Najaf: A car bomb killed four Iranian visitors near Iraq's holiest Shi'ite shrine yesterday, a day before a parliamentary election that Islamist insurgents have vowed to wreck.
The blast gutted two tour buses parked near the Imam Ali shrine in Najaf, which draws millions of visitors from Iraq and Iran each year. Salim Nema, a Najaf health official, said the attack wounded 54 people, including 17 Iraqis and 37 Iranians.
At least 49 people have been killed in the past few days of campaigning, some of them soldiers and police voting early.
Today's election is a test for Iraq's young democracy, and will help decide whether the country can avoid relapsing into violence as US forces prepare to withdraw by the end of 2011.

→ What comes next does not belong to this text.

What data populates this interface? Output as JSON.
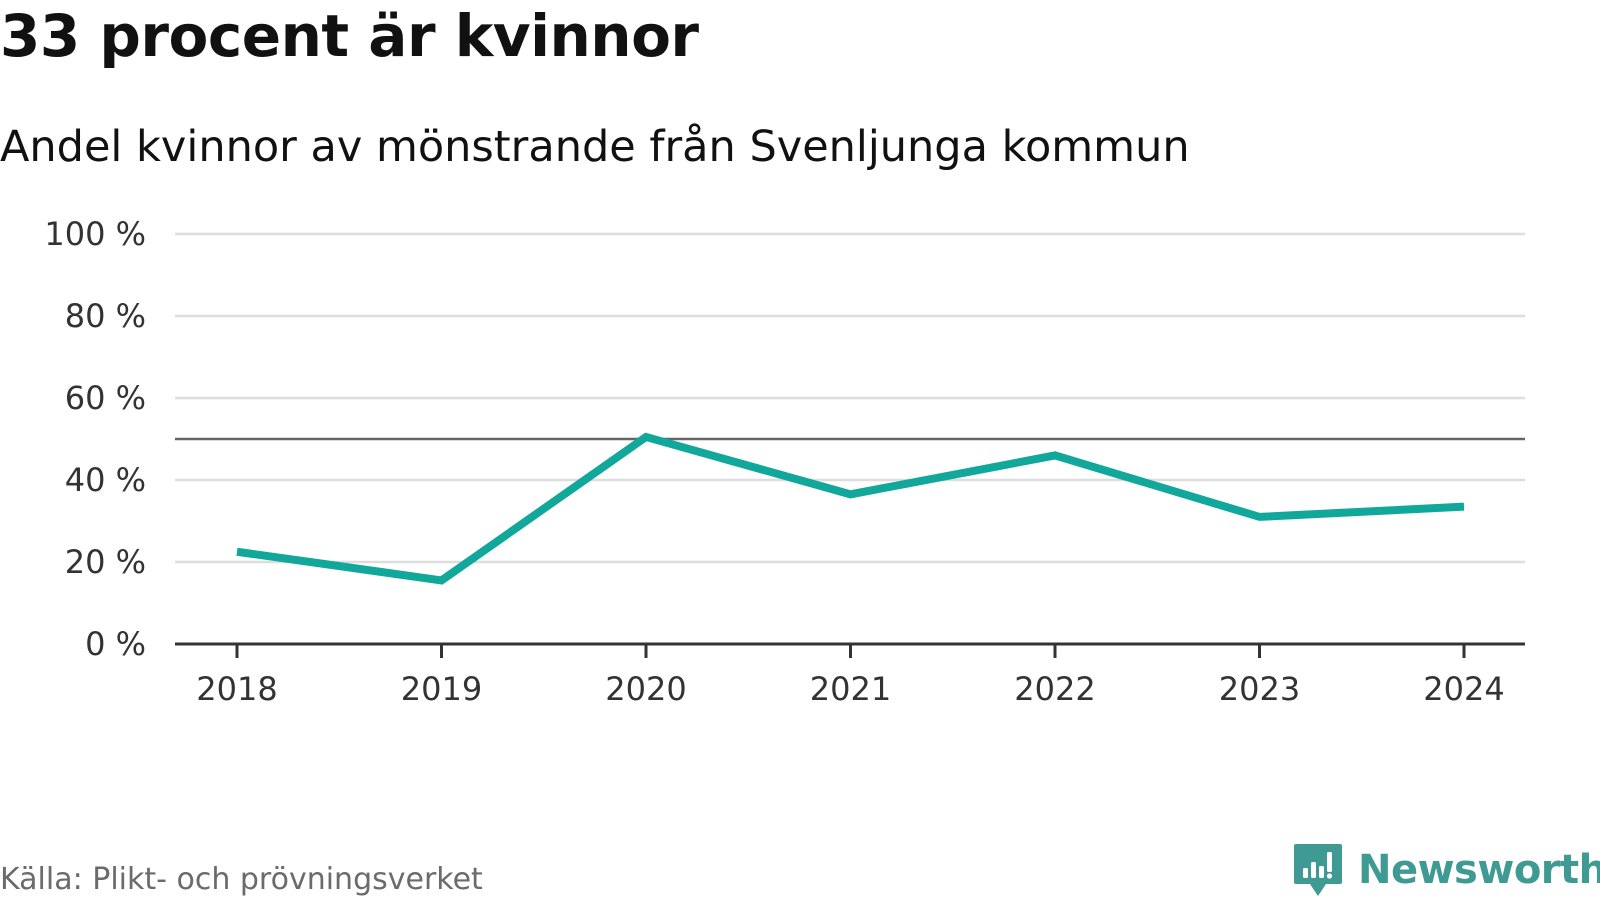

Prime Minister Nouri Al Maliki's bid to win a second term on a platform of providing services and security is under challenge from former Shi'ite partners and from a cross-sectarian, secularist group headed by former Prime Minister Eyad Allawi.
Insurgents have warned Iraqis, especially minority Sunni Arabs dominant under Saddam Hussain, to stay at home today.
US ambassador Chris Hill said this week's attacks in Najaf, Baghdad and elsewhere would not deter Iraqi voters.
"Overall we believe the security issues are not driving the political issues; that is, the people are going to be out there voting and we believe, so far so good," he told Reuters during a stop-off at a US military base in the northern city of Mosul.
"These are Saddamists who hope to prevent transparent democracy in Iraq. Even if all Iranians here today had been martyred, we would still come to Najaf," said Iranian pilgrim Ahmad Rafi.
An Iraqi shopkeeper Jabbar Radhi, struck a defiant tone. "Nothing will shake us, not killings, not explosions."